The use of unmanned aerial vehicles (UAV) could significantly expedite the processing of insurance claims by removing the need for assessors to access and inspect physical sites in person.
Insurance Australia Group opted to use drone technology to inspect the damage caused by a spate of bush fires that took place along the Great Ocean Road area in Victoria during the summer as part of the assessment of claims for CGU Insurance, Coles Insurance and WFI.
The use of drone technology has the potential to significantly reduce the time and cost of the claims process by removing the need for assessors to obtain legal permission to access physical sites in person. In IAG's case, it enabled them to commence the inspection of properties and the processing of claims immediately, prior to the authorities granting them direct access to the physical sites.
The technology will also make the inspection process far safer by enabling assessors to view sites from a remote location. This eliminates the need for them to brave on-site hazards such as land slips and damaged power lines.

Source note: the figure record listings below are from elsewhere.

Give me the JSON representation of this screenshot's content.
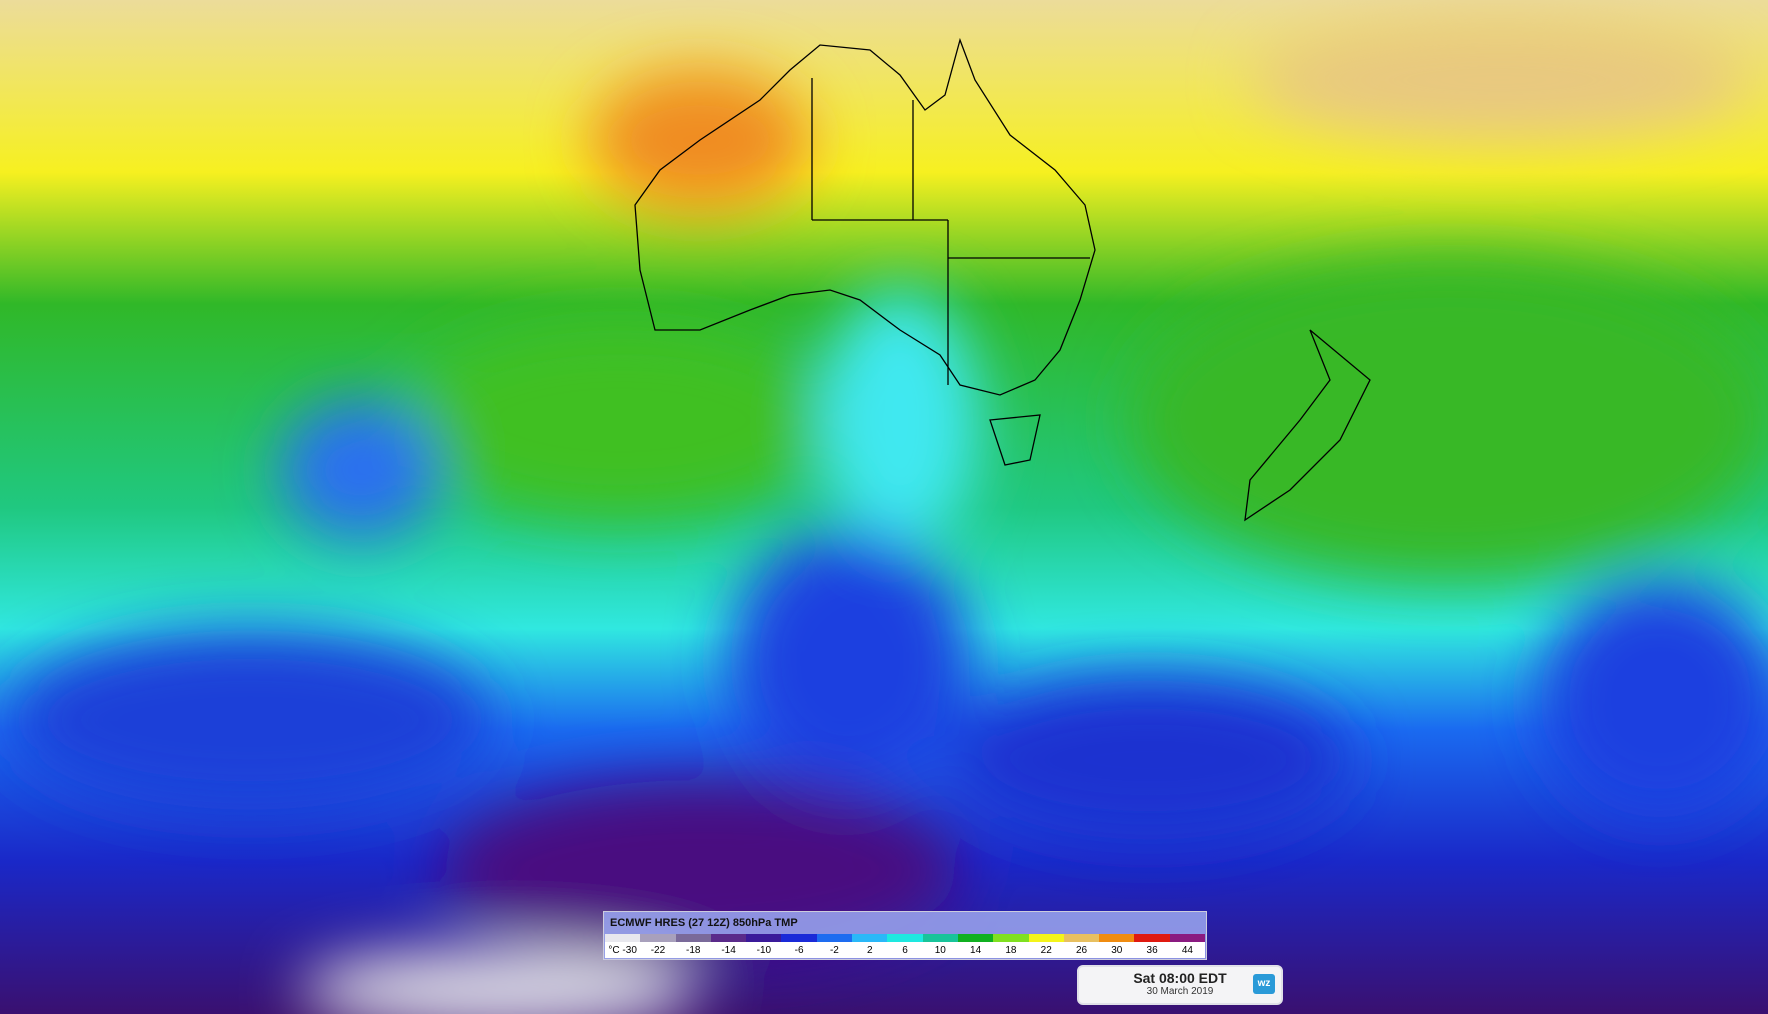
{
  "legend": {
    "title": "ECMWF HRES (27 12Z) 850hPa TMP",
    "labels": [
      "°C -30",
      "-22",
      "-18",
      "-14",
      "-10",
      "-6",
      "-2",
      "2",
      "6",
      "10",
      "14",
      "18",
      "22",
      "26",
      "30",
      "36",
      "44"
    ],
    "colors": [
      "#e8e8ee",
      "#a8a0bc",
      "#7a6a9a",
      "#5a2a8a",
      "#3a1a9a",
      "#1a2ad8",
      "#1e6cf0",
      "#2ab8f8",
      "#1ee8e0",
      "#18c49a",
      "#10b020",
      "#80e020",
      "#f4f41a",
      "#e8c060",
      "#f08c10",
      "#e01a10",
      "#8a1a80"
    ]
  },
  "time_box": {
    "time": "Sat 08:00 EDT",
    "date": "30 March 2019",
    "logo": "wz"
  }
}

"The impact caused by the Victorian bush fires was incredibly stressful for the homeowners affected and using drone technology as part of our assessment process allowed us to make the experience safer, simpler and faster for our customers," said Andy Cornish, chief operating officer for IAG.
"We are proud to be the first insurer in Australia to use drones to assess damage following a major bushfire and have received extremely positive feedback from our customers who benefited from this technology.
"We are already working with our property repair partner to develop how we can use this technology to help more customers in future."
The use of drones by IAG for assessment purposes follows the increasingly widespread adoption of UAV technology by the real estate and building industries for a variety of purposes, including the surveillance of construction sites and the marketing and sale of finished developments.